In their investigation, detectives learned that the couple had met Kevin Walters a year before, and that, with Brahm’s encouragement and permission, Walters had begun having sex with Meenan.

But, Wright said, Brahm began to grow jealous after seeing that Meenan and Walters had grown close. She had begun dating Walters behind his back, something he long suspected but discovered after confronting her at Walters’ home in October 2021.

“The defendant was done allowing Annabel to choose Kevin over him,” Wright said. “So he made the choice to never make that a possibility again.”

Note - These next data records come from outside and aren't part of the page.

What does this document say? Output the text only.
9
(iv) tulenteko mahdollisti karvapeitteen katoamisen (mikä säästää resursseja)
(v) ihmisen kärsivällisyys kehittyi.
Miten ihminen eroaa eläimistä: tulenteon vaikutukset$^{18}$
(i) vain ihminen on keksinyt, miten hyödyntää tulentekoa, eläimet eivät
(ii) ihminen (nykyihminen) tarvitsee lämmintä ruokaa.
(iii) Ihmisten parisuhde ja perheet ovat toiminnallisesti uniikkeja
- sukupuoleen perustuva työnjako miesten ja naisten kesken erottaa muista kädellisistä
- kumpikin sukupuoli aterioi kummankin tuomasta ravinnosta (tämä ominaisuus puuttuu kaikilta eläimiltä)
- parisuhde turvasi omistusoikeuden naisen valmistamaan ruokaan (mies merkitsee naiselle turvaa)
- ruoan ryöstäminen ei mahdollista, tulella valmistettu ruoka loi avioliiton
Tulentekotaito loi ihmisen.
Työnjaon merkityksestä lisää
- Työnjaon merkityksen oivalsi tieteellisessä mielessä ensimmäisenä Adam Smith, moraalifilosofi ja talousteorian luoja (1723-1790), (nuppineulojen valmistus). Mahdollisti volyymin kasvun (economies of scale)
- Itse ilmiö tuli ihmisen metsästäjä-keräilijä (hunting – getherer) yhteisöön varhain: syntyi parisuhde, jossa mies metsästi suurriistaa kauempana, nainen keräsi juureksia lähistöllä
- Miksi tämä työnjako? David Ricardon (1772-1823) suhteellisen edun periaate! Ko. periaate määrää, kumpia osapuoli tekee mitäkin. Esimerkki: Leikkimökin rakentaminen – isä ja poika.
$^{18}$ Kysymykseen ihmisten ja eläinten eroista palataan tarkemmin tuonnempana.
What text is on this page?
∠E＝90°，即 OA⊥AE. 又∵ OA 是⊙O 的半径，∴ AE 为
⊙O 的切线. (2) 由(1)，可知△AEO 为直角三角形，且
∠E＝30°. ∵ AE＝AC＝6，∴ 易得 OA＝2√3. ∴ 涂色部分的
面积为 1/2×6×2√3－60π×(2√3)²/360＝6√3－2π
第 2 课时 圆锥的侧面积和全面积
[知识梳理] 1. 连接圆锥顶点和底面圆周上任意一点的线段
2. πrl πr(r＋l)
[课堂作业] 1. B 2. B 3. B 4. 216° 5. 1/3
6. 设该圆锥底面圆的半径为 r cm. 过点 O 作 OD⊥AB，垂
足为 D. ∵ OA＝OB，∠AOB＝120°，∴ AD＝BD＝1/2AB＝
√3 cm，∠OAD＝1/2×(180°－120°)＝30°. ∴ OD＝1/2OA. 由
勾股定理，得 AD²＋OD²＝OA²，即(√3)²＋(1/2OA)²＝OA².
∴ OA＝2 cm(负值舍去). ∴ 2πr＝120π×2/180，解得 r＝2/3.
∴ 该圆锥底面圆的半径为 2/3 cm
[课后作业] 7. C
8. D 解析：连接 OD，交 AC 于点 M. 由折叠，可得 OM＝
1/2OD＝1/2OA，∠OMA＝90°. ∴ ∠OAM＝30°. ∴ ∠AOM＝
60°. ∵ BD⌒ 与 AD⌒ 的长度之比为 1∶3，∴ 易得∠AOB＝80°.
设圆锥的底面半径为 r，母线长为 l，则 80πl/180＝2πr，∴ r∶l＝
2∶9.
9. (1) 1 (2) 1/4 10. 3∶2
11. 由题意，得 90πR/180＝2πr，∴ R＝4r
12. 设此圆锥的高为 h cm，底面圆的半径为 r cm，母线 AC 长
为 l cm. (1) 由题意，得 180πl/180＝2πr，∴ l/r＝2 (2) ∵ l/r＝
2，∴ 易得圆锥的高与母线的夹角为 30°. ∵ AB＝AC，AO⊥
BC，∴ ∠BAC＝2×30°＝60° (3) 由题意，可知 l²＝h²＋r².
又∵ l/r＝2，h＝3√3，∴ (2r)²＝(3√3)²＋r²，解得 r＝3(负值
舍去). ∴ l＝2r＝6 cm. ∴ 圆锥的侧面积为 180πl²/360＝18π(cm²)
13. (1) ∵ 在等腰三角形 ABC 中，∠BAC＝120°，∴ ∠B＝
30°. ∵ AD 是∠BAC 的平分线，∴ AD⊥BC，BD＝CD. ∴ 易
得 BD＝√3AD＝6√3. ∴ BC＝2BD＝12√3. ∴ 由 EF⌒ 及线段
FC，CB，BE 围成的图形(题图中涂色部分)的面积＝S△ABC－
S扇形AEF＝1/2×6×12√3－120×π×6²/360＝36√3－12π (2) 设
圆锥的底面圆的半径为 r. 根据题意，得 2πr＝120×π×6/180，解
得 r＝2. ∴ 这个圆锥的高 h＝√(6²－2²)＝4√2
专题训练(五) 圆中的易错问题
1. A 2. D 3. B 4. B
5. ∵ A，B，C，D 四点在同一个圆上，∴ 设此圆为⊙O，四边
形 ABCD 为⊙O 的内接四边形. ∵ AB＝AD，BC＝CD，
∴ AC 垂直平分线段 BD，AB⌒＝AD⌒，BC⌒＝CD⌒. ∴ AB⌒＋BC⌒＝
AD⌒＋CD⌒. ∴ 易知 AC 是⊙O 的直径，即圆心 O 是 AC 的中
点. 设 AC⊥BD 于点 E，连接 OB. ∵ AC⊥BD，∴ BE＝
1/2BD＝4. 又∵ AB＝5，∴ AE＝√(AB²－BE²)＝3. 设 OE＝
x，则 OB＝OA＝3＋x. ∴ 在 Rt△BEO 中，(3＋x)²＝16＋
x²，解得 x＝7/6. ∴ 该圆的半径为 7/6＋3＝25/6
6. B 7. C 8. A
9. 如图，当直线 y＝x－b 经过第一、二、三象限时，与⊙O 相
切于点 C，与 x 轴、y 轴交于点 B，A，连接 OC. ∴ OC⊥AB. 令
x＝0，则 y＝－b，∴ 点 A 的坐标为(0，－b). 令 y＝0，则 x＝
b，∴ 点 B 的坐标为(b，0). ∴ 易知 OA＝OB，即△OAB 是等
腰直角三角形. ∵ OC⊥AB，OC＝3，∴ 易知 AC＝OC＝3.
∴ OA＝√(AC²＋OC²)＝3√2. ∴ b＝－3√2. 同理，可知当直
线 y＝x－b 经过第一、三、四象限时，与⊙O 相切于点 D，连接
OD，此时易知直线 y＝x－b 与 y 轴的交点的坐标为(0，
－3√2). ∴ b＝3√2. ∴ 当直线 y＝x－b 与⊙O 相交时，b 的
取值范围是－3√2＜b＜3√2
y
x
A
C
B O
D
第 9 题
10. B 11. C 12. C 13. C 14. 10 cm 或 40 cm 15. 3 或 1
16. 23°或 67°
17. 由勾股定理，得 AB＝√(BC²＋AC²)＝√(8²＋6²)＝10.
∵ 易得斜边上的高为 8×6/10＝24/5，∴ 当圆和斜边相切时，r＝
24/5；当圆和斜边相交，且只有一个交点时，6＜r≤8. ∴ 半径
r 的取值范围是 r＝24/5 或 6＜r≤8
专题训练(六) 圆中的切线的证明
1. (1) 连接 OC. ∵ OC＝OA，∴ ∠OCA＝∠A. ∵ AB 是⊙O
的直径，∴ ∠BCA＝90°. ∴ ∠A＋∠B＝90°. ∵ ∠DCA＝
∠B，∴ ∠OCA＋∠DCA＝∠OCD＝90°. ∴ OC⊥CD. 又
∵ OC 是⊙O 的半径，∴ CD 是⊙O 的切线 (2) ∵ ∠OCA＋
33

But McIntosh, Brahm’s attorney, said his client and Meenan had actually begun to patch things up at the time of her death. He urged jurors not to let the couple’s “unusual relationship” influence them.

“They don’t live like we do. It’s a lot of sex, drugs and rock n’ roll,” he said. “But the problem with threesomes is that someone is going to catch feelings, and that was not the deal.”

McIntosh said Brahm admits guilt for beating Meenan and wants to take responsibility. But he said prosecutors cannot prove that the abuse, and not the cocaine, was the cause of her death.

The trial is expected to the last through Friday before Chester County Court Judge Alita Rovito.